= Xena (software) =

Xena is open-source software for use in digital preservation. Xena is short for XML Electronic Normalising for Archives.

Xena is a Java application that was developed by the National Archives of Australia. It is available free of charge under the GNU General Public License.

Version 6.1.0 was released 31 July 2013. Source code and binaries for Linux, OS X and Windows are available from SourceForge. However, as of 2018, it is no longer maintained or supported.

==Mode of operation==
Xena attempts to avoid digital obsolescence by converting files into an openly specified format, such as ODF or PNG. If the file format is not supported or the Binary Normalisation option is selected, Xena will perform ASCII Base64 encoding on binary files and wrap the output in XML metadata. The resulting .xena file is plain text, although the content of the data itself is not directly human-readable.

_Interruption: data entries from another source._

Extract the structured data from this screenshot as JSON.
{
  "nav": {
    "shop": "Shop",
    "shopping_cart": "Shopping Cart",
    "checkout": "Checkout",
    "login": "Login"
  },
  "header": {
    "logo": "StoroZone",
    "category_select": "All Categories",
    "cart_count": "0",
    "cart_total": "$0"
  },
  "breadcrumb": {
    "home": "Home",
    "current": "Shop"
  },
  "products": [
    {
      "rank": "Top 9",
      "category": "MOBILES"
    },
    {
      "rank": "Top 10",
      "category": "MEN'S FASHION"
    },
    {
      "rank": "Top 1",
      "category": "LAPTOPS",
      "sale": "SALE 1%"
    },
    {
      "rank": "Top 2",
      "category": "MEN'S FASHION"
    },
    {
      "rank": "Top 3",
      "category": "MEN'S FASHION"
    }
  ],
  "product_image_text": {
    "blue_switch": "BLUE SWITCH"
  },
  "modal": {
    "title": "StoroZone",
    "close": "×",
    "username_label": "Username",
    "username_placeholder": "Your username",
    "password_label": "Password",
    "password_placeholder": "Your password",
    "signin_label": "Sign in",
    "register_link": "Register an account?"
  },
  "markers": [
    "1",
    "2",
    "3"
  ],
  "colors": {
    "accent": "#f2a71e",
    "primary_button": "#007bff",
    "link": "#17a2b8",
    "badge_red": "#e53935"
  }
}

The exact original file can be retrieved by stripping the metadata and reversing the Base64 encoding, using an internal viewer.

==Features==
Platforms supported by Xena are Microsoft Windows, Linux and Mac OS X.

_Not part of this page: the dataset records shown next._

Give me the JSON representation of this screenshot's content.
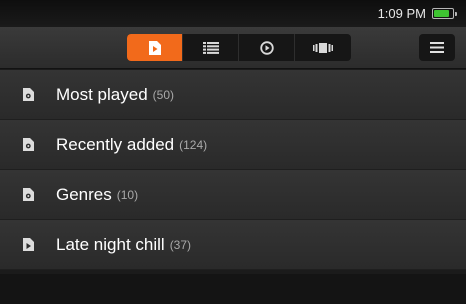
{
  "status_bar": {
    "time": "1:09 PM",
    "battery_level": 0.85,
    "battery_color": "#3ec431"
  },
  "toolbar": {
    "tabs": [
      {
        "icon": "playlist-file-icon",
        "active": true
      },
      {
        "icon": "list-view-icon",
        "active": false
      },
      {
        "icon": "play-circle-icon",
        "active": false
      },
      {
        "icon": "cover-flow-icon",
        "active": false
      }
    ],
    "active_color": "#f26a1b",
    "menu_icon": "hamburger-menu-icon"
  },
  "playlists": [
    {
      "title": "Most played",
      "count": "(50)",
      "icon": "smart-playlist-icon"
    },
    {
      "title": "Recently added",
      "count": "(124)",
      "icon": "smart-playlist-icon"
    },
    {
      "title": "Genres",
      "count": "(10)",
      "icon": "smart-playlist-icon"
    },
    {
      "title": "Late night chill",
      "count": "(37)",
      "icon": "playlist-icon"
    }
  ]
}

Xena uses a series of plugins to identify file formats and convert them to an appropriate openly specified format.

Xena has an application programming interface which allows any reasonably skilled Java developer to develop a plugin to cover a new file type.

Xena can process individual files or whole directories. When processing a whole directory, it can preserve the original directory structure of the converted records.

Xena can create plain text versions of file formats such as TIFF, Word and PDF, with the use of Tesseract (software).

The Xena interface or Xena Viewer can be used to view or export a Xena file (extension .xena) in its target file format. These files contain the normalised file as well as any extra information relevant to the normalisation process.
The Xena Viewer supports bulk export of Xena files to target file formats.

Xena can be used via its graphical user interface or the command line.

For Xena to be fully functional, it requires a local installation of the following external software:
- LibreOffice suite - to convert office documents to OpenDocument format
- Tesseract - to create plain text versions of file formats
- ImageMagick - to convert a subset of image files to PNG
- Readpst - to convert Microsoft Outlook PST files to XML. Readpst is part of the free and open source libpst software suite.
- FLAC - to convert audio files to FLAC format. This is also required to play back audio files using Xena.

==Supported file types==
Xena will recognize and process the file types listed below, plus a few others of minor importance. Unsupported file types will automatically undergo binary normalization.

Office file formats:
- Microsoft Office files (including MS Office XML, SYLK spreadsheets and Rich Text Format) are converted to the corresponding OpenDocument files
- Microsoft Outlook PST files are parsed for their individual messages, which are converted to XML files and a Xena index file is created
- Microsoft Project MPP files are converted to XML
- OpenOffice.org XML files (SXC, SXI, SXW) are converted to the corresponding OpenDocument formats
- WordPerfect WPD files are converted to OpenDocument ODT
- OpenDocument documents (ODT, ODS, ODB, ODP) are preserved unchanged
- Acrobat PDF files are stored as binaries
- Mailbox files (MBX) are converted to individual XML files

Graphics:
- BMP, GIF, PSD, PCX, RAS, and the X Window System XBM and XPM bitmap files are converted to PNG; TIFF files additionally get embedded metadata stored in Xena XML. If the Tesseract OCR software is installed, text will be extracted from TIFF files.
- OpenDocument Drawings (ODG) and SVG files are wrapped in Xena XML
- JPG and PNG files are stored unchanged

Archive Files:
- Files are extracted from archives (ZIP, GZIP, TAR/TAR.gz, JAR, WAR, Mac binary) and normalised into a separate Xena file. A Xena index file is created, which when opened in the internal Xena viewer will display the files in a table.

Audio files:
- MP3, WAV, AIFF, and OGG formats are converted to FLAC files.

Databases:
- SQL files are processed as plain text wrapped in XML

Other file types:
- HTML is converted to XHTML
- TXT text files are stored as plain text wrapped in XML; CSS files are stored as plain text wrapped in XML

==Reviews==
An April 22, 2010 review in Practical e-Records rated Xena at 82/100 points. At present Xena has no target preservation format for video files.